Ego

ANNE KELLEY lives in Evanston, Illinois, and is a frequent contributor to these pages, where she first made an appearance in October, 1958..

I wish that a slightly cheerier attitude could be taken toward the psyche in general (and mine in particular) in the public prints. Pressures from within are nothing compared with the pressures from without — daily, Sunday, weekly, monthly, slick, and pulp. They are the ones that really rock the old ambivalence, for the media are gray with apprehension.

“Are you secretly jealous of your sister-in-law?" one of the world’s truly great newspapers asked me at breakfast the day before yesterday.

This is the sort of thing I mean.

I had awakened with the disposition of a buttercup; I was filled with that sense of pure exultation that can come only from inhaling and exhaling in a careless kind of way, and I hadn’t thought of my sister-in-law in weeks.

However, after the question was put to me. I spent the morning rooting around in my buried hostilities. Sure enough, by noon I had for her the death wish, and I had also uncovered a few more animosities, regressions, repressions, and obsessions which I carefully preserved in babyshoe bronze. It seemed the least I could do.
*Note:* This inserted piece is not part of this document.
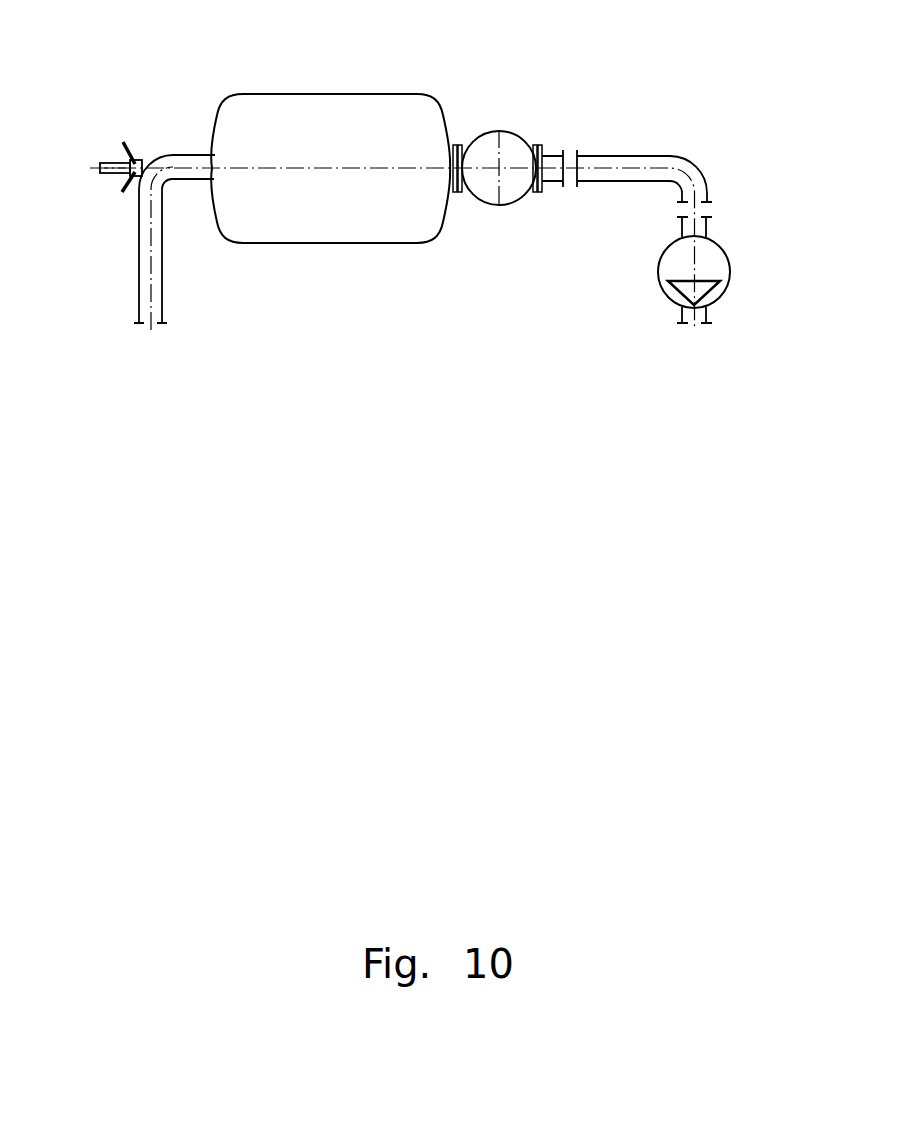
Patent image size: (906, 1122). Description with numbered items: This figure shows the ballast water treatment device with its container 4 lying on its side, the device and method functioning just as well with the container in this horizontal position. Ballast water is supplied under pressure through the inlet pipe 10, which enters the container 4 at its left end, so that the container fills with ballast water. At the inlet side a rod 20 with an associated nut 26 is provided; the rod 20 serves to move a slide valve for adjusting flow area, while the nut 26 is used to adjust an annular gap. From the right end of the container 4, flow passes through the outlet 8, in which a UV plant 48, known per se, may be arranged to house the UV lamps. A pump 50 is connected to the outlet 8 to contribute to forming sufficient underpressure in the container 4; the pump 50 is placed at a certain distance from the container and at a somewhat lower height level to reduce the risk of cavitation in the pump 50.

During the afternoon I overhauled those dear keepsakes, the oral and anal periods, binding them in silver cord and checking the childhood traumas for signs of wear. By nightfall I had a quick answer for one of the world’s more mediocre newspapers when it asked me straight out, “Are you causing your spouse to ulcerate?”

Naturally. And how humiliating to know that, instead of heartache, all I’m giving him is heartburn and gastric upset.

Not that it matters much, I guess. You see, I found out from one of the ladies’ magazines last month that he isn’t the mate for me, anyway. We are wrong for each other. Our backgrounds are grossly dissimilar — he says “ketchup” and I say “catsup” — and, as for a community of interests, we seldom even walk around the block together. Not only that, but we haven’t grown closer. Anybody can tell us apart at a single glance.

What makes it worse is that we have haphazardly had six children without even being ready for parenthood. What a botch !

What am I ready for? Well, it’s taken me months of serious application to true-false, yes-no, and multiple-choice emotional questionnaires to work my way up through solid food, training pants, finger paints, and the advanced reading group.

And lately I’ve been so happy because my real emotional age now qualifies me for membership in the Girl Scouts or Boy Scouts. But last week, in a Sunday supplement, I discovered a new bitter truth: I can’t decide which of the two organizations to join! I am locked in indecision between the cookie sale and the camporee.

The actual fact is that I don’t even know who I am. Each morning I try desperately to identify with that face in the bathroom mirror, but something in me rebels. Can’t I accept reality — and crow’s-feet?

Little pieces of my total personality chip off like dried eggshell as I read on.

Do I cower before salesladies and agents of the F.B.I.? Do I sometimes have headaches that can’t be explained by a fall down the basement stairs? Are my mental blocks stacked in chronological order? Am I well-adjusted; are those defense mechanisms tightened, with lubrication every thousand smiles?

It is time now to catalogue my character flaws and aberrations (for which the Dewey decimal system is wholly inadequate), to polish sublimations, count compensations, and reorder if supply is growing low. Have I let myself go? Do I need a new slip cover for the sophistry?

And what about the children? Ready or not, what kind of parent am I (according to what day it is and whether or not it is raining): permissive, submissive, power-mad, bewitched, bothered, or bewildered? And why don’t I have the kind of psyche they want to borrow to take to school for Show and Tell during mental health week?

Someday — if, in the meantime, I don’t disorient by Occident — it’s going to be different. Someday, somewhere, I’m going to pick up some printed matter that somehow manages to give me the benefit of the doubt.

“How can you, a regular Senior Citizen by emotional standards, belie your maturity with such a youthful appearance?” I’m going to read. “Was it luck or simply good sense that led your mate to choose you? And what kind of parent are you: relaxed, resourceful, dependable, lovable, infallible, and altogether indispensable? Have your neighbors ever mentioned that yours is a soul glowing full-color, kewpie-doll pink?”

That will be the day when I no longer have to wax and wane a quivering ego. I’ll just bathe luxuriously in warm, bubbling selfesteem, and I’ll trust my id to go down to the corner newsstand all by idself.